2/190. Sizinle savaşa kalkışanlarla Allah uğrunda savaşın. Ama sınırı aşmayın, çünkü Allah, sınırı aşanları sevmez. 191. (Savaşta) onları yetiştiğiniz yerde öldürün. Sizi çıkardıkları yerden siz de onları çıkarın. Dininden döndürmek için insanlara baskı yapmak, adam öldürmekten daha kötüdür. Mescid-i Haram’ın yanında onlar sizinle savaşmadıkça siz de onlarla savaşmayın. Eğer sizinle savaşırlarsa, onları öldürün. İnkâr edenlerin cezası budur. 192. Eğer vazgeçerlerse, Allah elbette bağışlar ve affeder. 193. insanları zorlayarak dinden döndürme (fitne) kalmayıp, din bütünüyle Allah’ın olana kadar onlarla savaşın. Eğer ‘Vazgeçerlerse, Allah onların yaptıklarını görmektedir. 194. Saygın ay saygın aya karşılıktır. Saygınlıklar karşılıklıdır. Kim size saldırırsa siz de, size saldırdığı kadar ona saldırın. Allah’a saygılı olun. Allah’ın saygılı olanlardan yana olduğunu bilin.

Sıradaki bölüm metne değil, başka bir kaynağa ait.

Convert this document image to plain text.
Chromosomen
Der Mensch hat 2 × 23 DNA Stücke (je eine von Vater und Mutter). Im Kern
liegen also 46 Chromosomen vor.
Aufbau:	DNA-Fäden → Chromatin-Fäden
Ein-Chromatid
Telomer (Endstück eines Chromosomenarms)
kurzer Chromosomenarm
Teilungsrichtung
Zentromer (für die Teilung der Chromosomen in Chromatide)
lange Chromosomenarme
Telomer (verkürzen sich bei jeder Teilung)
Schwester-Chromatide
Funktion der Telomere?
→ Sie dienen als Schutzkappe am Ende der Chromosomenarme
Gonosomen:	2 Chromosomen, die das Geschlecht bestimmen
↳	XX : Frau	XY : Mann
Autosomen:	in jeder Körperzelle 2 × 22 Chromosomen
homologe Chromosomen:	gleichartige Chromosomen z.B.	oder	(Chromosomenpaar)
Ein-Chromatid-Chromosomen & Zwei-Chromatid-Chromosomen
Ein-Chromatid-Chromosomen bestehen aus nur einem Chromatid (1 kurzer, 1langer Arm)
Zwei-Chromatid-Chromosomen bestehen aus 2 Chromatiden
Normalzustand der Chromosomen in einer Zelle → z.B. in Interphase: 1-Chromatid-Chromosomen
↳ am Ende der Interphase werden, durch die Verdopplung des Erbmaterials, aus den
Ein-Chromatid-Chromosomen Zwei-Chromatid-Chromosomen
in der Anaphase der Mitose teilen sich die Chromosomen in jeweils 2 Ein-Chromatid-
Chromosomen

2/217. (Ey Muhammed!) Sana haram aydaki savaştan soruyorlar. De ki: “Onda savaşmak büyük günahtır. Ama Allah yolundan alıkoymak, onu inkâr etmek, Mescid-i Haram’a engel koymak, halkını oradan çıkarmak Allah katında daha büyük günahtır. Dininden döndürmek için insanlara işkence yapmak (fitne) ise öldürmekten daha büyük suçtur”. Güçleri yetmiş olsa sizi dîninizden çevirinceye kadar sizinle savaşı sürdürürler. İçinizden kim dîninden dönüp inkârcı olarak ölürse, işte onların işleri dünya ve ahirette boşa gider. Ve işte onlar cehennemliktir. Onlar orada temelli kalırlar. 218. inananlar ve hicret edip Allah yolunda savaşanlar, işte bunlar Allah’ın rahmetini umarlar. Allah çok bağışlayıcı va merhametlidir.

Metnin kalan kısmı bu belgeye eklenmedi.